There are 4 significant lenses through which we look at how an Organisation approaches these hot spots:
The influences and external factors
The organizational DNA
The values and attitudes within the Organisation
The utilization of resources at its disposal
We can assess all of this by asking a series of questions that between them look at 3 states that are important (to varying degrees) to every Organisation:
Preparedness - how well it is designed and equipped to cope with whatever the future may throw at it
Purposefulness - its clarity and strength or conviction in its mission
Responsibility - what it is prepared to be accountable for and the impact it wants to make
At this level we can get a pretty good sense of an organisations current states through a logic scan Using the indicators and the 4 lenses.
However, most organisations have an exam question to solve - maybe more than one.

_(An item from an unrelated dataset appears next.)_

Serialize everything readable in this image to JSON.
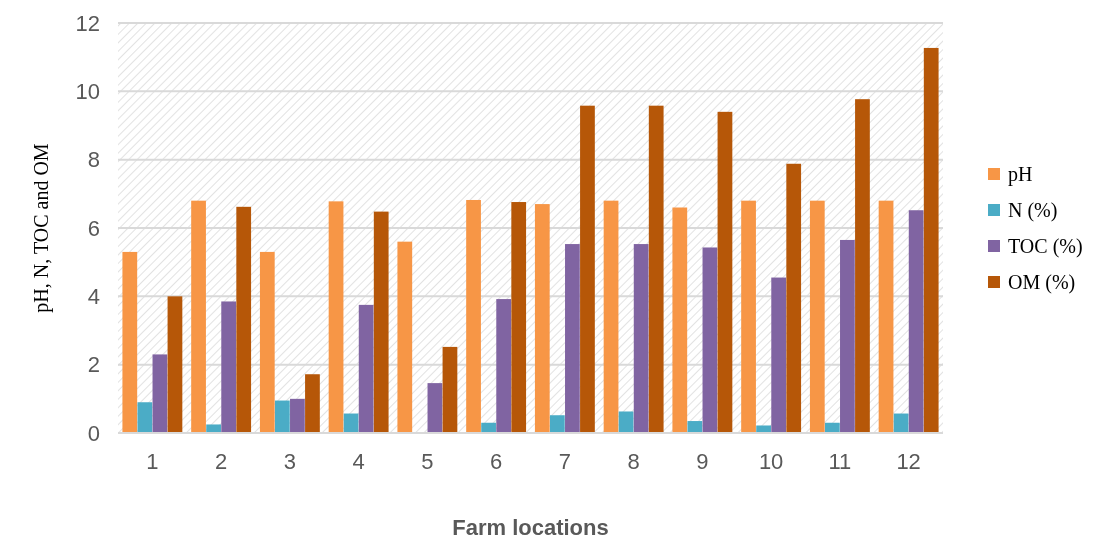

They have a challenge, an opportunity, a mandate - and they want to get it right. They most likely have constraints that they have to work within. And a ton of pressures and commitment to juggle at the same time. This requires a deeper exploration that can't be addressed by scans alone. The best possible outcome depends on so many things coming together in the right way.
This calls for a more thorough examination
CHAPTER 1 - EXPLAINING WHAT WE NEED TO DEVELOP AND WHY WE NEED IT - WITH OUR CLIENTS
The best any of us can do is to think through our challenge as thoughtfully, as objectively, and as thoroughly as possible, to apply a logical ‘model’ to the way we make choices and to empower those with responsibility to give their best.
After that it's all about how we then execute on that and keep ourselves honest, how we handle changes and how we legitimize achievements.
We can put all of this through 6 tests:
A Test of Intention (Integrity Of Intent)
A Test of Authenticity (Insightful & Authentic Connection)
A Test of Value (Propositions Worth Caring About)
A Test of Impact (Responsibility For The Future)
A Test of Viability (Means To Succeed)
A Test of Agility (Adaptable Progression)
At a high level it's possible to run a simple scan against each test for the Indicators that are most relevant. If you can answer each one with confidence then congratulations, you are looking good!
If - as for most organisations - some or all of the questions can't be easily or fully answered, or they highlight existing concerns then we can go deeper with more specific questions.
These tests will typically be a mix of online scanning, information gathering and group work. Running these tests requires real commitment and complete honesty.
CHAPTER 2 - EXPLAINING WHAT WE NEED TO DEVELOP AND WHY WE NEED IT - WITH OUR CLIENTS
It can be pretty hard to put yourself through this level of rigour - to self examine and reach your own, completely objective assessment. But with a good framework, critical questions and a little bit of impartial observation and facilitation from outside the organisation you can get close.
This is not simply a survey that is going to put you into a certain ‘bucket’ or stereotype. This is the equivalent of an organisational MRI scan. As a result of this you will see your organisation differently, you will lose the fragmented viewpoints and break through silos.
The better the information we have to assess the greater the insight and the more accurate we can be in terms of where energy should be focused, where the constraints and risks are most visible and where opportunities need to be acted on.
When You Add It All Up
At a simple level -
We perform in depth tests. They allow us to validate (with sufficient rigour) the reality.
They get us into the detail that’s so important to a great outcome.
We compare and contrast the individual perspectives against the indicators.
We gather results from the tests that we apply.
We begin to see how the areas of the Strategic Toolkit should be applied - and in what sequence.
We can start to develop better answers to the stated exam question.